Öte yandan belirsiz süreli kira sözleşmelerinde ise kiracı her zaman fesih hakkına sahipken; kiraya veren, ancak kiranın başlangıcından itibaren on yıl geçtikten sonra, genel hükümlere göre fesih bildirimiyle sözleşmeyi sona erdirebilir. Bu durum, kiraya verene tanınmış sınırlı bir tahliye imkanıdır ve zaman, bildirim ve şekil şartının gerçekleşmesi hâlinde kullanılabilir. Belirtilen şartlara uyulmadığında uyulmaması hâlinde tahliye talebi dinlenmez.

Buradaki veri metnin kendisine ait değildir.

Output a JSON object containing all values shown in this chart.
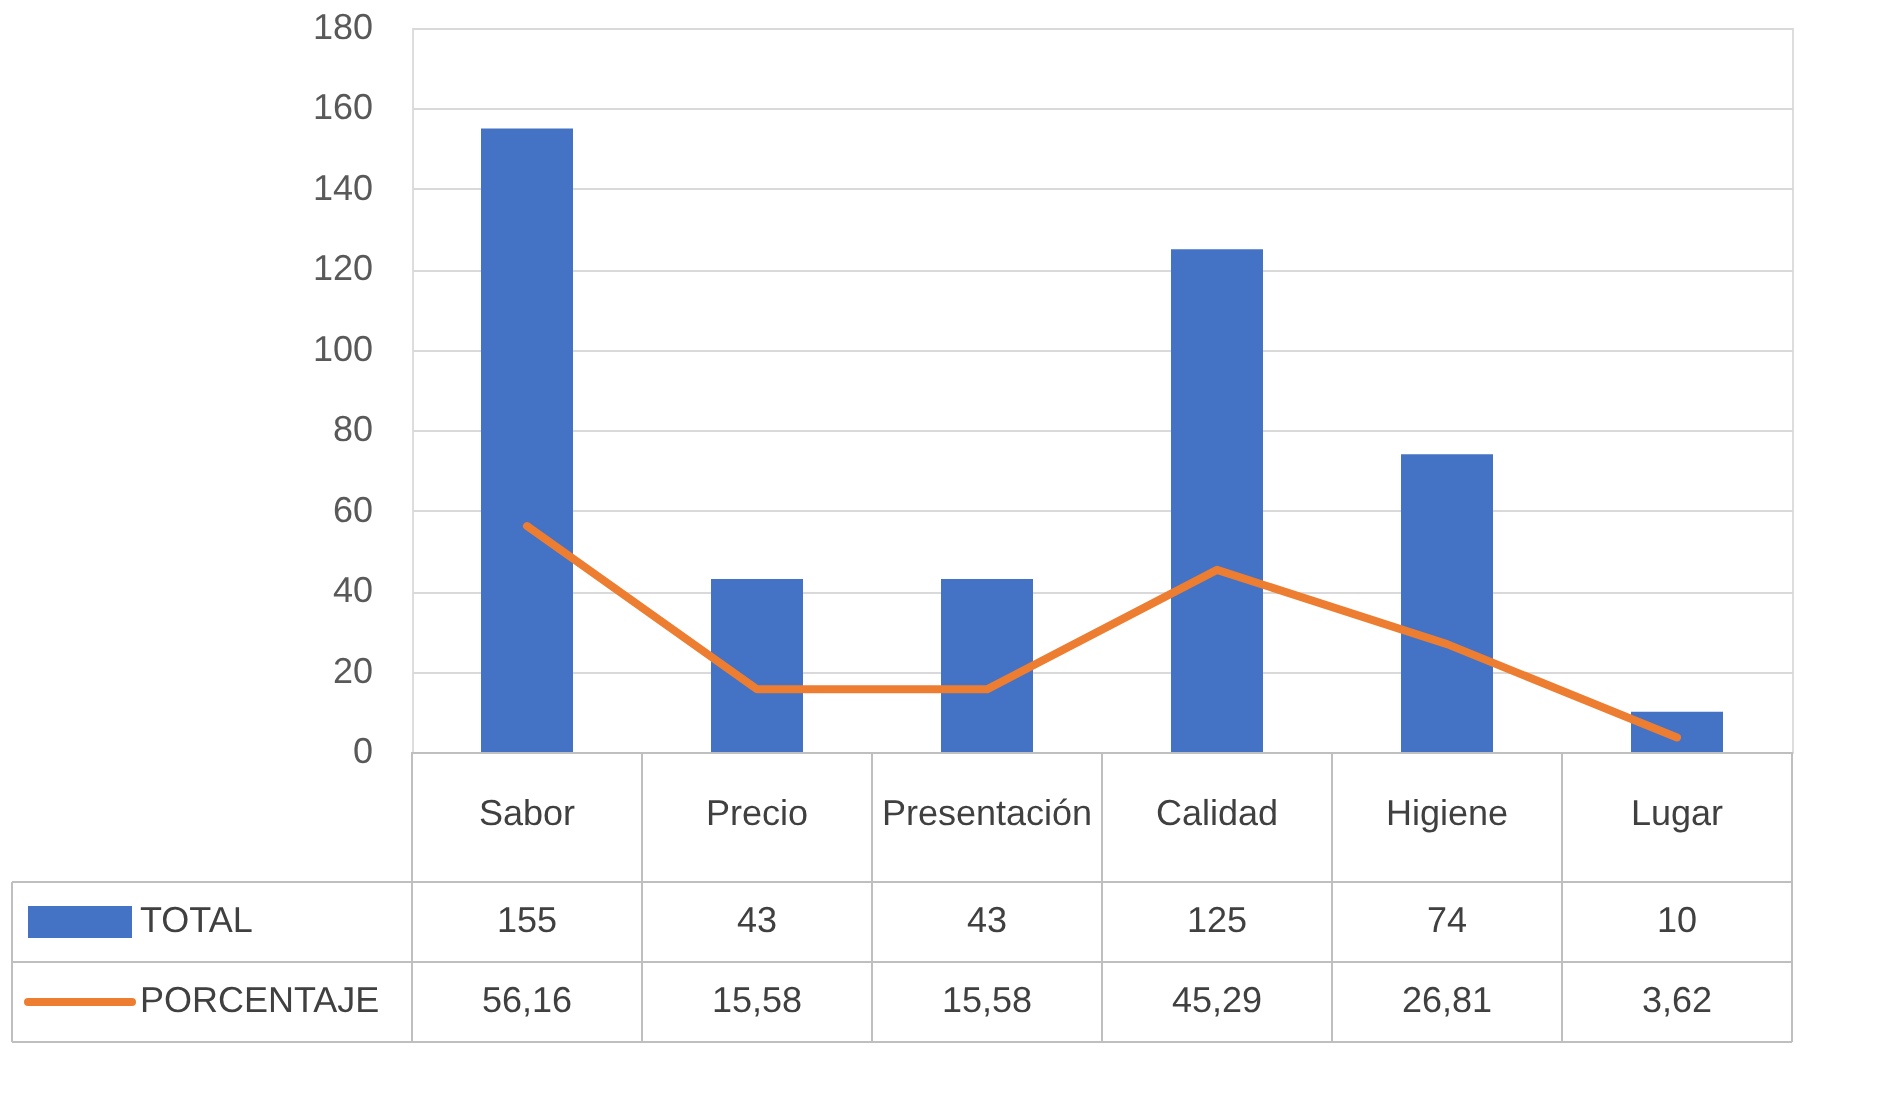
{
  "chart_data": {
    "type": "bar",
    "categories": [
      "Sabor",
      "Precio",
      "Presentación",
      "Calidad",
      "Higiene",
      "Lugar"
    ],
    "series": [
      {
        "name": "TOTAL",
        "color": "#4472c4",
        "values": [
          155,
          43,
          43,
          125,
          74,
          10
        ],
        "value_labels": [
          "155",
          "43",
          "43",
          "125",
          "74",
          "10"
        ]
      },
      {
        "name": "PORCENTAJE",
        "type": "line",
        "color": "#ed7d31",
        "values": [
          56.16,
          15.58,
          15.58,
          45.29,
          26.81,
          3.62
        ],
        "value_labels": [
          "56,16",
          "15,58",
          "15,58",
          "45,29",
          "26,81",
          "3,62"
        ]
      }
    ],
    "ylim": [
      0,
      180
    ],
    "yticks": [
      0,
      20,
      40,
      60,
      80,
      100,
      120,
      140,
      160,
      180
    ],
    "grid": "y",
    "legend": "bottom",
    "line_style": "solid",
    "marker": "none"
  }
}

Sonuç olarak kira hukukunda tahliye, mülkiyet hakkının doğal bir sonucu değil; kanunun açıkça izin verdiği istisnai hâllerle sınırlı bir imkândır. Kiraya verenin haklı olması yeterli olmayıp, doğru kanun maddesine dayanması, süreleri kaçırmaması ve usule uygun hareket etmesi zorunludur. Aksi hâlde tahliye talebi, sebep değil usul eksikliği nedeniyle reddedilmeye mahkûmdur.